MONCore was written by Jon Avotins and Glenn Maughan during their doctoral research into Metrics. Jon’s thesis focusses on metrics; Glenn’s thesis on restructuring existing systems to improve their architecture.
Moncore is the core notation they jointly devised in order to explore existing Eiffel systems. Moncore stands for Monash Object Notation Core. As it turns out, MON is quite similar to BON (they’re pretty much interchangeable).
Jon's basic thesis is that too many metrics programs 'assume' that a certain metrics tells you 'something', (so the architecture of the metrics program is built to reveal that metric); however, that metric might not, in practise, tell you that at all. So what Jon has done is to define a system that is generic enough that it can capture any set of composite metrics, which can be used to indicate any sort of internal quality factor. Jon’s method of doing this is to use set theory in order to create composite metrics from the primitive metrics captured by Moncore.
The following tools are included in the package:
System-extract provides a tool for extracting Lace source and producing a MONCore object structure. The system and clusters are built.

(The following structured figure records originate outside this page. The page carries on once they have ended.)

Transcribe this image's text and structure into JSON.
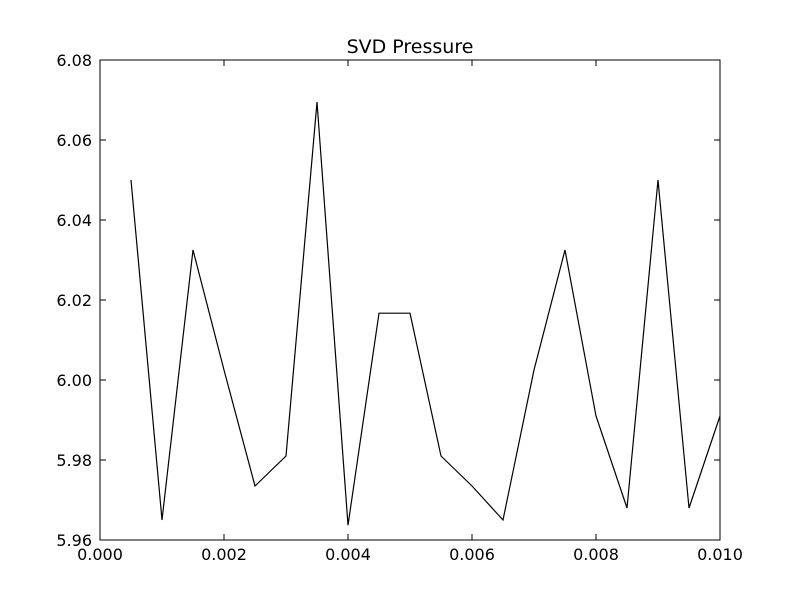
{
  "chart_data": {
    "type": "line",
    "title": "SVD Pressure",
    "xlabel": "",
    "ylabel": "",
    "xlim": [
      0.0,
      0.01
    ],
    "ylim": [
      5.96,
      6.08
    ],
    "grid": false,
    "x_ticks": [
      "0.000",
      "0.002",
      "0.004",
      "0.006",
      "0.008",
      "0.010"
    ],
    "y_ticks": [
      "5.96",
      "5.98",
      "6.00",
      "6.02",
      "6.04",
      "6.06",
      "6.08"
    ],
    "line_color": "#000000",
    "series": [
      {
        "x": [
          0.0005,
          0.001,
          0.0015,
          0.002,
          0.0025,
          0.003,
          0.0035,
          0.004,
          0.0045,
          0.005,
          0.0055,
          0.006,
          0.0065,
          0.007,
          0.0075,
          0.008,
          0.0085,
          0.009,
          0.0095,
          0.01
        ],
        "y": [
          6.05,
          5.965,
          6.0325,
          6.0025,
          5.9735,
          5.981,
          6.0695,
          5.9637,
          6.0167,
          6.0167,
          5.981,
          5.9735,
          5.965,
          6.0025,
          6.0325,
          5.991,
          5.968,
          6.05,
          5.968,
          5.991
        ]
      }
    ]
  }
}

Class-extract provides a tool for extracting Eiffel source and decorating an existing MONCore object structure (procuduced by System-extract) with class information. The class interfaces for the classes in the closed compilation set are extracted.
System-display provides a tool for displaying a MONCore object structure in either concrete syntax or object value form.
Tagger provides the functionality to tag certain clusters as library or non-library clusters.
There is also a large collection of library classes for lexical analysis, parsing and ANSI escape sequences for console output.